Hoenig: If you’re an Insider, you get the magazine. If you are a magazine subscriber, you can become an Insider, but you need to sign up. Now if you do sign up, you’ll find a digital version of the magazine online. It’s there right now. We have not made a big deal out of it. We have not said, “Do you only want the digital magazine instead of the printed magazine?” That’s because up to now we’ve had no problem sustaining our rate base or sustaining our subscription. I would maintain that the problem the industry has is not a circulation problem and not a reader problem, it’s an advertising problem. So we don’t have a problem keeping readers and we don’t need to say, “Will you switch to a digital subscription so we can save some money on the printed copies?” We’re not seeing any lack of demand for what we do in print.
Darren: Will the $1 offer help keep people who might consider leaving the magazine?

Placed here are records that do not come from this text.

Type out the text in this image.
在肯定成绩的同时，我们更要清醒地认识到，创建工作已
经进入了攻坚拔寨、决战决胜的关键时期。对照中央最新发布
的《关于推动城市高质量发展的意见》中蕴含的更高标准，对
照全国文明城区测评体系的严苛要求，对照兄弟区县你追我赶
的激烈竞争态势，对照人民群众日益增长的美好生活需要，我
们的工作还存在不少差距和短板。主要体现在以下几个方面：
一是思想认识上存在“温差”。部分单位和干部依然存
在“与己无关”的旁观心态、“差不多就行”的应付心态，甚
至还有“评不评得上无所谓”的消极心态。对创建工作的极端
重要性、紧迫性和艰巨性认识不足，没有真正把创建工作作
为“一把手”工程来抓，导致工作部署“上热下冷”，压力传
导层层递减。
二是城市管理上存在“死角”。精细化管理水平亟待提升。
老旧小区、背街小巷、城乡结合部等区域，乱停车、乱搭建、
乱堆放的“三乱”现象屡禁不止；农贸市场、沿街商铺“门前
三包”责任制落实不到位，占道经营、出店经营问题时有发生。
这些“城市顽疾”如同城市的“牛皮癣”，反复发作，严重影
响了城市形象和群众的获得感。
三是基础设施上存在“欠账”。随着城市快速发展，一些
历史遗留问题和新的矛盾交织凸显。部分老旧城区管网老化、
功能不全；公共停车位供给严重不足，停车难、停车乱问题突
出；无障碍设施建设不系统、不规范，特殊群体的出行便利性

Hoenig: This is really not about retention of magazine subscribers. This is really about an aggressive attempt to get people to experience the Insider especially in the way we just upgraded it. We wanted them to experience it. We wanted them to get to know it so that within a year they’re saying to themselves “Wow, this is really worth more than $1.” Obviously were hoping they think it’s worth a lot more than $1.
Darren: Advertising seems to be down about 20 percent across the board. Obviously the economy plays into that.
Hoenig: The volume of content over the last 10 years has increased geometrically. I can’t tell you that the amount of money people are spending on advertising has increased at the same pace. So if you look at their problem, it’s “What do I spend my money on and what’s the most effective?” And there are just so many things to choose from now that they’re confused and hoping for some more value from what you give them.
Darren: What’s the state of business for ESPN The Magazine and the magazine business overall?
Hoenig: In terms of what we’ve seen in performance, it has been a tough year, I’m not going to deny it. I think we’re close to the average there, but I would say that in our fourth quarter, which ends at the end of September and going into the first quarter of our fiscal year, which is in the Fall, things are starting to look a little bit better. I’m pretty sure that the bottom has been reached. I’ve had some conversations with other people in the industry who share that experience. Obviously we’ll need to wait and see, but right now it looks like the bottom has been reached and we’re starting to turn the corner.
Darren: What does the future hold for the print business in general?
Hoenig: Nobody has talked more about the death of print than people in print. What worries me about that is that we’re not really examining all of the tools in our industry to figure out how to get out of this mess. We need to figure out a way to get some more money from the consumer. But I think that’s been a problem all along – the overdependence on advertising is a real crutch for media and this is an opportunity for us to actually get to the consumer and say, “Hey, what are you willing to pay for?” I don’t think it’s a time to give up and say, “No we have to give everything away for free.” I think the road to free is just the road to the bottom. I do think that it’s true that you reduce the cost of media when you don’t involve trucks and presses and ink and so on, but that doesn’t mean that people won’t want printed magazines at some volume and it doesn’t mean your costs go to zero. It costs money to produce good media and people need to pay for a product that they want. It’s not something that they could just ask for for free.